Alice replia le vêtement. Theo, assis au sol, se rejeta en arrière contre le flanc du lit et laissa sa tête s’enfoncer dans l’édredon doré.

« Seigneur ! Je pensais bien que tu deviendrais vraiment impossible en grandissant, mais jamais je n’aurais imaginé que tu deviennes aussi garce. Comment nos parents ont-ils pu te laisser devenir comme ça ?

— Eh bien, répondit Alice en réfléchissant d’un air franc et sérieux à la question, ma mère est sans doute la femme la plus stupide que je connaisse, quant à notre père… C’est un salaud. Je suppose que je ne pouvais pas finir mieux…

— T’a-t-il déjà frappé ? »

Cette interrogation lui brûlait les lèvres depuis un moment déjà. Certes, il désirait ardemment savoir, mais moins qu’il ne redoutait sa réponse. Un oui le précipiterait immédiatement dans les affres du repentir. Dans son imagination, après son départ de Cliffwalk House, son père, en proie à l’ennui, avait retourné son fouet contre sa sœur. Ainsi, en se sauvant lui, il aurait, par ce geste, causé sa perte à elle. Il y avait donc dans cette question à priori anodine une extrême gravité.

« Frapper ? répéta Alice. Tu veux dire, frapper comme la gifle que tu m’as donnée ? »

Theo reçut un soufflet, verbal certes, néanmoins magistral. Alice avait dans son langage des armes plus tranchantes que n’importe quelle lame et elle venait, avec un coup fourbe et bien placé, de réduire au silence la voix un peu vaniteuse de sa conscience morale.

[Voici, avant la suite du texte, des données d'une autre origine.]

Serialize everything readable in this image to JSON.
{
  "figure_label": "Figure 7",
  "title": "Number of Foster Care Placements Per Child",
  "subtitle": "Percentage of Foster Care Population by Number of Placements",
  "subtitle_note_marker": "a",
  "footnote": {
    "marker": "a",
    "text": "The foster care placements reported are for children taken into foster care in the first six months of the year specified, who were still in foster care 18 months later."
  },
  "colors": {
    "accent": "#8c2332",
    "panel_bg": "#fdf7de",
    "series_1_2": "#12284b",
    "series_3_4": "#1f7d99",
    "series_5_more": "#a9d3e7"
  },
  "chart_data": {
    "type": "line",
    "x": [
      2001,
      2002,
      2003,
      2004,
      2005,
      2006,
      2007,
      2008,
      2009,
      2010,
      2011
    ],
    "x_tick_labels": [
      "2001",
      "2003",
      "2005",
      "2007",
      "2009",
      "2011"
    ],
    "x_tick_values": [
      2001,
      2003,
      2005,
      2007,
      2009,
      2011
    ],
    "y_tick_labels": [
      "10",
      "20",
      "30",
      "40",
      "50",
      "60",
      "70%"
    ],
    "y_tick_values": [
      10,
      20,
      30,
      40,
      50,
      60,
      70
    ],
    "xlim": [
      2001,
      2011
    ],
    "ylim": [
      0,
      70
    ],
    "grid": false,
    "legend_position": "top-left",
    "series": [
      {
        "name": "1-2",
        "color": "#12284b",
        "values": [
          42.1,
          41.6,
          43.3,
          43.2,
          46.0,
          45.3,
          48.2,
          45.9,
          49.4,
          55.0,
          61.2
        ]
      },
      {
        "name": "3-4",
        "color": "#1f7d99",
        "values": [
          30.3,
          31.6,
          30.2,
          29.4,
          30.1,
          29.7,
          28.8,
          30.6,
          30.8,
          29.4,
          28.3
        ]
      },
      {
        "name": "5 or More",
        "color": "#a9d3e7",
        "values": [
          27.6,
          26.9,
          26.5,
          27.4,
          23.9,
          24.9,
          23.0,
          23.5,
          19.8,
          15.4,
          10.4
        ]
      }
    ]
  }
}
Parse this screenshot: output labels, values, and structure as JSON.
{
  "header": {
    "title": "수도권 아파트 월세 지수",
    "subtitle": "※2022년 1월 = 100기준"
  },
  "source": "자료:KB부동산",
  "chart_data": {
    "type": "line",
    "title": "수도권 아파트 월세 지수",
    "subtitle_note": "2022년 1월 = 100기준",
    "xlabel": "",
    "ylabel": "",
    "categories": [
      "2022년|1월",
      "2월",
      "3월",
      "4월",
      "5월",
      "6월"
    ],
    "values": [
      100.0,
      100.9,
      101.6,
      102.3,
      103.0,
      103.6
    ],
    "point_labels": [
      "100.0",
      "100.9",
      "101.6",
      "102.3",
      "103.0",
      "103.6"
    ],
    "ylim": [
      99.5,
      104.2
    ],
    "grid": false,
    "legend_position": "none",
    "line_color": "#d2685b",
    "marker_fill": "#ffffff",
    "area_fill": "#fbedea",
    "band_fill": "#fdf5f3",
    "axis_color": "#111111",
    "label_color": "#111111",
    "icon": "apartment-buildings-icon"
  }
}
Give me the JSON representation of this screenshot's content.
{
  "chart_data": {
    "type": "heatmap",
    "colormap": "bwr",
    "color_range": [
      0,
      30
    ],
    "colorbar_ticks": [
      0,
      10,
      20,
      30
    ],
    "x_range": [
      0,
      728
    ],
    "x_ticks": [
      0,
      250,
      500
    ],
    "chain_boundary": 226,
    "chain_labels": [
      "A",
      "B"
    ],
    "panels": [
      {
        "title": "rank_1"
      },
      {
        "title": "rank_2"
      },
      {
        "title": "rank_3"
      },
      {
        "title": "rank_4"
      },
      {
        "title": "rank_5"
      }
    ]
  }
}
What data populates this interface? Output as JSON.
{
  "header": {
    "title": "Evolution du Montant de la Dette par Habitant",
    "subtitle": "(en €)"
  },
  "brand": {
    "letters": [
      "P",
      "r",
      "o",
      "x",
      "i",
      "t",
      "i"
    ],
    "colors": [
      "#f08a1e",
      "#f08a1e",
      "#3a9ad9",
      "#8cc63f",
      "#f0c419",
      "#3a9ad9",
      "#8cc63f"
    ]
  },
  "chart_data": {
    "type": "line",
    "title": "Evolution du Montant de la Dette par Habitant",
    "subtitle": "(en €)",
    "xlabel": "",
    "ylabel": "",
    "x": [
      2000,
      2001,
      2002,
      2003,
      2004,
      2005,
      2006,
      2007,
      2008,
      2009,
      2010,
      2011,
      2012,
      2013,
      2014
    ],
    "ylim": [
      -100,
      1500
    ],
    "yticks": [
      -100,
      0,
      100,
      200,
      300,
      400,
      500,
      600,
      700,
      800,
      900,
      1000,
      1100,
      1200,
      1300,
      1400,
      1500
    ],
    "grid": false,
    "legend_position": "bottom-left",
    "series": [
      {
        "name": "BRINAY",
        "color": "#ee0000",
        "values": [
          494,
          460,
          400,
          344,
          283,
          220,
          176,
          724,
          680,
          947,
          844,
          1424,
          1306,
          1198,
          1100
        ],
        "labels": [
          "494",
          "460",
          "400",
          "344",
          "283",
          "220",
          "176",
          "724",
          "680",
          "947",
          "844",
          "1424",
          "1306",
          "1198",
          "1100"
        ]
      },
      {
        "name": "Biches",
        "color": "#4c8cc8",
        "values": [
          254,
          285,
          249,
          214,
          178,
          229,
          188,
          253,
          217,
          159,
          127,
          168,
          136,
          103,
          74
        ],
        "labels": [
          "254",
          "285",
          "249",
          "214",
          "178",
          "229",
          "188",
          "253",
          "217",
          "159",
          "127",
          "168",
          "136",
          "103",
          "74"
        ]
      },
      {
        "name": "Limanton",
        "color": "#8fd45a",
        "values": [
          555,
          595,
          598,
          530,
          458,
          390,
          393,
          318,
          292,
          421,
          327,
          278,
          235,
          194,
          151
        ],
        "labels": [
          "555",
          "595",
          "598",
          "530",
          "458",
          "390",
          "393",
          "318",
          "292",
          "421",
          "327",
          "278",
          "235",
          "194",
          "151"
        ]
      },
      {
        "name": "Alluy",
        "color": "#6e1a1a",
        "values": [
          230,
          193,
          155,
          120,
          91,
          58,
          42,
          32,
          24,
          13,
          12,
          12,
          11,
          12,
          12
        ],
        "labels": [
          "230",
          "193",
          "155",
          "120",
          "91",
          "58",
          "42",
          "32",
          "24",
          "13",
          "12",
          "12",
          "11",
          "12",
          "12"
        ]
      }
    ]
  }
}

« Bon Dieu ! Je n’y crois pas ! explosa Theo en se redressant nerveusement. Cela ne t’arrive jamais d’être un peu aimable de temps en temps ? Tu sais, Sweetie, si je suis dans cette chambre, à farfouiller pour te trouver un pyjama, c’est que j’essaie vraiment de m’entendre avec toi ! Je pensais même te laisser dormir ici plutôt que dans le salon, mais toi… Oh, toi ! Pourquoi ne peux-tu pas fermer ta grande bouche des fois ? Et juste rester une adorable petite sœur ?

— Tu me laisserais utiliser la chambre ? demanda avec un entrain manifeste, Alice dont l’intérêt avait été piqué au vif.

— Oui, éventuellement, si tu te montres plus gentille…

— Donc, tu es d’accord pour que je reste chez toi ?

— Pour quelque temps. Je me laisse jusqu’à la fin de l’été avant de te renvoyer.

— Vraiment ?

— Oui, mais si tu es aussi désagréable, la cohabitation risque d’être impossible. Pour la gifle, je suis vraiment désolé…

— En toute honnêteté, je ne t’en veux pas. J’étais en colère sur le coup, mais entre nous, ce n’est pas la pire chose que tu aies faite. J’aurai bien d’autres motifs, et des plus probants, de te tenir rigueur, si je le voulais vraiment.

— Pourquoi ai-je l’impression d’être une mauvaise personne quand je t’écoute…, soupira Theo en se laissant à nouveau retomber contre l’édredon, le regard rivé au plafond.

— Qui sait ? » éclata de rire Alice.